“Moving Up” to Pre-K ceremony

Last week, Kaia’s school sent out a message to all families that a “Moving Up to Pre-K” ceremony and celebration would be happening today at school. It would include some speeches, a slideshow of the kids throughout the school year, a performance by the kids in Kaia’s 3K class, and then end with a lunch celebration with the families. Although I am familiar with preschool/Pre-K “graduations” (I myself had a preschool graduation), I didn’t realize that schools gave ceremonies for kids who were in 3K moving up to preschool. It could be a new thing — who the heck knows? It feels like a bit of a participation trophy, but I guess that could be argued for preschool, elementary, and middle school graduation, as well. All I know is that we were given about a week’s notice for this, and we were asked to contribute money for the lunch — what joy!

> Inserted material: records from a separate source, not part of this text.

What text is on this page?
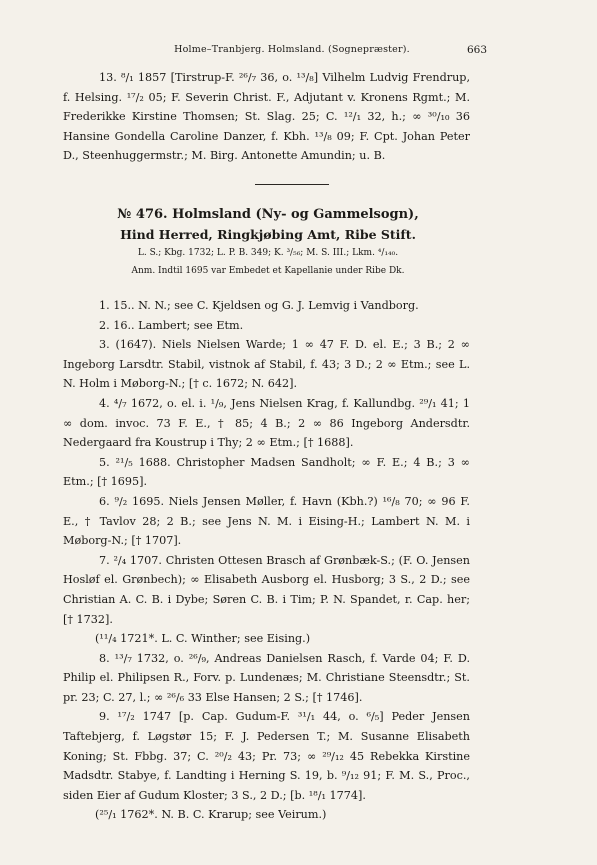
Holme–Tranbjerg. Holmsland. (Sognepræster).	663

13. ⁸/₁ 1857 [Tirstrup-F. ²⁶/₇ 36, o. ¹³/₈] Vilhelm Ludvig Frendrup, f. Helsing. ¹⁷/₂ 05; F. Severin Christ. F., Adjutant v. Kronens Rgmt.; M. Frederikke Kirstine Thomsen; St. Slag. 25; C. ¹²/₁ 32, h.; ∞ ³⁰/₁₀ 36 Hansine Gondella Caroline Danzer, f. Kbh. ¹³/₈ 09; F. Cpt. Johan Peter D., Steenhuggermstr.; M. Birg. Antonette Amundin; u. B.

№ 476. Holmsland (Ny- og Gammelsogn),
Hind Herred, Ringkjøbing Amt, Ribe Stift.
L. S.; Kbg. 1732; L. P. B. 349; K. ³/₅₆; M. S. III.; Lkm. ⁴/₁₄₀.
Anm. Indtil 1695 var Embedet et Kapellanie under Ribe Dk.

1. 15.. N. N.; see C. Kjeldsen og G. J. Lemvig i Vandborg.

2. 16.. Lambert; see Etm.

3. (1647). Niels Nielsen Warde; 1 ∞ 47 F. D. el. E.; 3 B.; 2 ∞ Ingeborg Larsdtr. Stabil, vistnok af Stabil, f. 43; 3 D.; 2 ∞ Etm.; see L. N. Holm i Møborg-N.; [† c. 1672; N. 642].

4. ⁴/₇ 1672, o. el. i. ¹/₉, Jens Nielsen Krag, f. Kallundbg. ²⁹/₁ 41; 1 ∞ dom. invoc. 73 F. E., † 85; 4 B.; 2 ∞ 86 Ingeborg Andersdtr. Nedergaard fra Koustrup i Thy; 2 ∞ Etm.; [† 1688].

5. ²¹/₅ 1688. Christopher Madsen Sandholt; ∞ F. E.; 4 B.; 3 ∞ Etm.; [† 1695].

6. ⁹/₂ 1695. Niels Jensen Møller, f. Havn (Kbh.?) ¹⁶/₈ 70; ∞ 96 F. E., † Tavlov 28; 2 B.; see Jens N. M. i Eising-H.; Lambert N. M. i Møborg-N.; [† 1707].

7. ²/₄ 1707. Christen Ottesen Brasch af Grønbæk-S.; (F. O. Jensen Hosløf el. Grønbech); ∞ Elisabeth Ausborg el. Husborg; 3 S., 2 D.; see Christian A. C. B. i Dybe; Søren C. B. i Tim; P. N. Spandet, r. Cap. her; [† 1732].

(¹¹/₄ 1721*. L. C. Winther; see Eising.)

8. ¹³/₇ 1732, o. ²⁶/₉, Andreas Danielsen Rasch, f. Varde 04; F. D. Philip el. Philipsen R., Forv. p. Lundenæs; M. Christiane Steensdtr.; St. pr. 23; C. 27, l.; ∞ ²⁶/₆ 33 Else Hansen; 2 S.; [† 1746].

9. ¹⁷/₂ 1747 [p. Cap. Gudum-F. ³¹/₁ 44, o. ⁶/₅] Peder Jensen Taftebjerg, f. Løgstør 15; F. J. Pedersen T.; M. Susanne Elisabeth Koning; St. Fbbg. 37; C. ²⁰/₂ 43; Pr. 73; ∞ ²⁹/₁₂ 45 Rebekka Kirstine Madsdtr. Stabye, f. Landting i Herning S. 19, b. ⁹/₁₂ 91; F. M. S., Proc., siden Eier af Gudum Kloster; 3 S., 2 D.; [b. ¹⁸/₁ 1774].

(²⁵/₁ 1762*. N. B. C. Krarup; see Veirum.)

So Chris and I both came today. I had known that Kaia had been singing some mysterious Chinese song I didn’t recognize, and I suspected it was a “surprise” song for the performance today, so I didn’t press the teachers when they didn’t send me all the names of the Chinese songs Kaia was singing parts of at home. Our administrator gave a speech and showed a photo slideshow, followed by the main teacher of the class giving a speech (or, well, reading off a piece of paper and having zero eye contact with any of the audience), followed by two dances from the kids. One was an English song about growing up/moving to the next stage. The second dance was to a Chinese song called “Gan Xie Lao Shi” (“Thank you, teacher”). The English song and dance were really cute. The Chinese song and dance, however, totally made me tear up. I am not sure what it is about Chinese melodies or words, but this completely had me getting emotional and feeling like my baby was floating further away from me. It’s not like the Chinese song is expressing anything particularly more complex or deep than the English song. But there’s this line in the song once you translate it that says, “Thank you, teacher, for helping me grow up / Your cute smiling face will stay in my heart … You are a beautiful angel.” Everything always feels deeper and more emotional in other languages than English for me. I am not sure why. I also thought the same thing when I have seen texts translated from French or Japanese.

I still can’t believe my baby has just over a week left of 3K. Then, she has summer camp (at the same school), then it’s officially preschool in September. It’s like time just flew by so quickly. She grew these long limbs. She lost her baby fat and pudge. She can speak coherent sentences now that people other than Chris and I understand. She can use words like, “but,” “yesterday,” and “tomorrow” and know what she’s actually saying. My mom said to me on the phone the other day that I should try as much as I can to, “enjoy with her now… because soon, she will grow up and be like you… want to do her own thing.” She didn’t mean it in a mean or spiteful way; she said it in a very wistful, sad tone. My mom had it infinitely harder than me, as she managed and raised two kids, all in the midst of a demanding and demeaning mother-in-law and a pretty useless husband when it came to child-rearing and managing a household — all on top of a rigid full-time job that was fully in office. I don’t blame her for not being “there” for me as much growing up since she also worked full time. I’m lucky I can have quality time with Kaia and really enjoy our moments together. Sometimes, I still want to freeze time so I can just hold her sweet face in my hands and admire how beautiful and intelligent she is. In the slideshow, they did a photo juxtaposition of each kid the first week of 3K and then this last week — they’ve all grown and matured so much! It’s just so hard to believe it went by this quickly. I guess that’s what parenting is all about, isn’t it — watching your babies evolve into tiny humans and then big humans.